Attività estrattive: Iglesias y Minería, un incontro sulla solidarietà della Chiesa verso le vittime e le comunità danneggiate

Approfondire la solidarietà della Chiesa verso le vittime e le comunità danneggiate da attività estrattive è l’obiettivo del prossimo incontro di queste comunità, che si terrà a Brasilia dal 7 al 10 agosto. L’evento sarà incentrato soprattutto sull’ascolto diretto delle testimonianze delle comunità di diversi Paesi latinoamericani. Nel comunicato stampa attraverso il quale si annuncia il convegno, la rete continentale Iglesias y Minería spiega che uno dei principali obiettivi è “promuovere un dialogo con le Chiese locali e le loro gerarchie”, e al tempo stesso “elaborare strategie comuni in difesa delle vittime, delle comunità e dei loro territori, attraverso uno sguardo e un impegno che derivano da una fede solidale”. L’incontro fa seguito a quello tenuto in Vaticano nel 2015.

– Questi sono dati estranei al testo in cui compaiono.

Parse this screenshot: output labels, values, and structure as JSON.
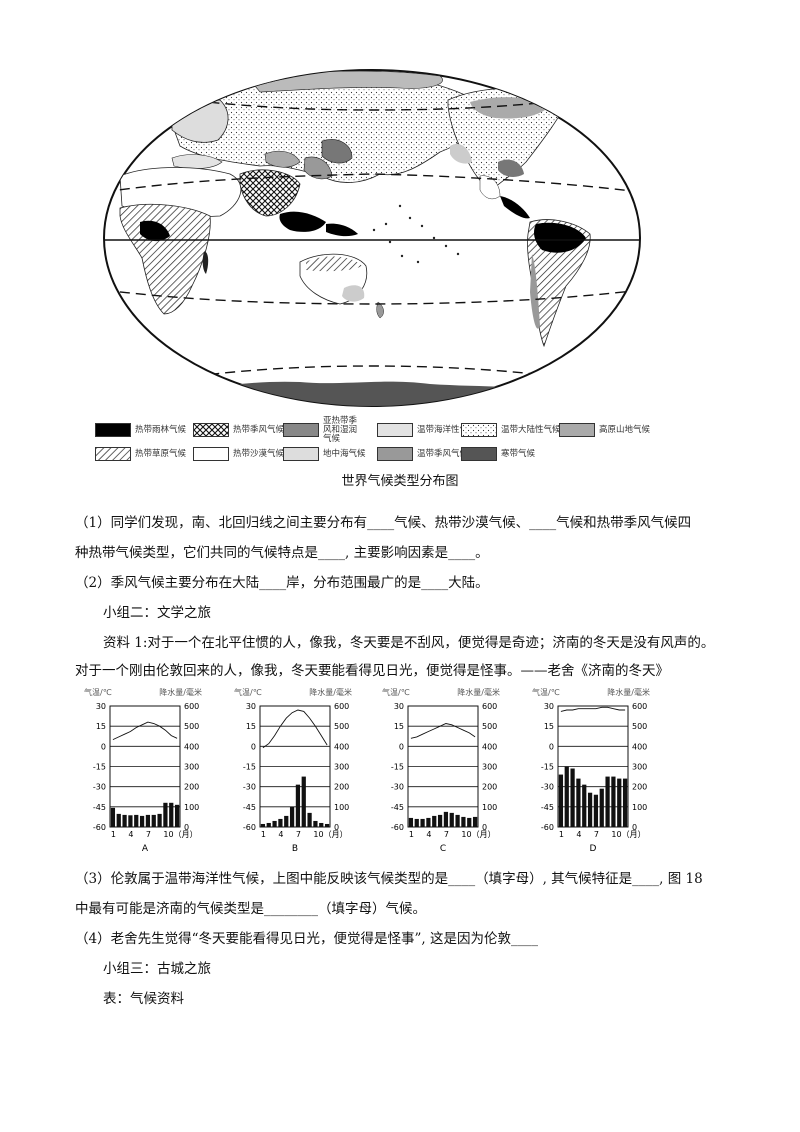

“L’elaborazione di nuove strategie – si legge ancora nel comunicato – si svilupperà a partire dalla riflessione pastorale e teologica riguardo ai casi di comunità colpite dal fenomeno in America latina, in sintonia con le azioni intraprese dal gruppo di lavoro sull’attività estrattiva della Conferenza nazionale dei vescovi del Brasile (Cnbb) e con l’esperienza di incidenza politica del Cisde, un’alleanza nazionale di organizzazioni cattoliche che operano per lo sviluppo”. La riflessione sarà inoltre “illuminata dalla lettera pastorale del Celam sull’Ecologia integrale”. Il convegno rifletterà anche sul Sinodo sull’Amazzonia, territorio tra i più minacciati dalle attività minerarie. Al termine dell’incontro sarà presentato un documento finale destinato al Dicastero per il Servizio allo sviluppo umano integrale, al Celam, alla Cnbb, alle altre Conferenze episcopali e alle comunità religiose. Nel documento si cercherà di rispondere all’interrogativo su quale volto di Chiesa si attendono le comunità minacciate da progetti estrattivi. L’incontro sarà organizzato congiuntamente da Cnbb, rete Iglesias y Minería, Cisde e Celam, attraverso il proprio Dipartimento giustizia e solidarietà (Dejusol).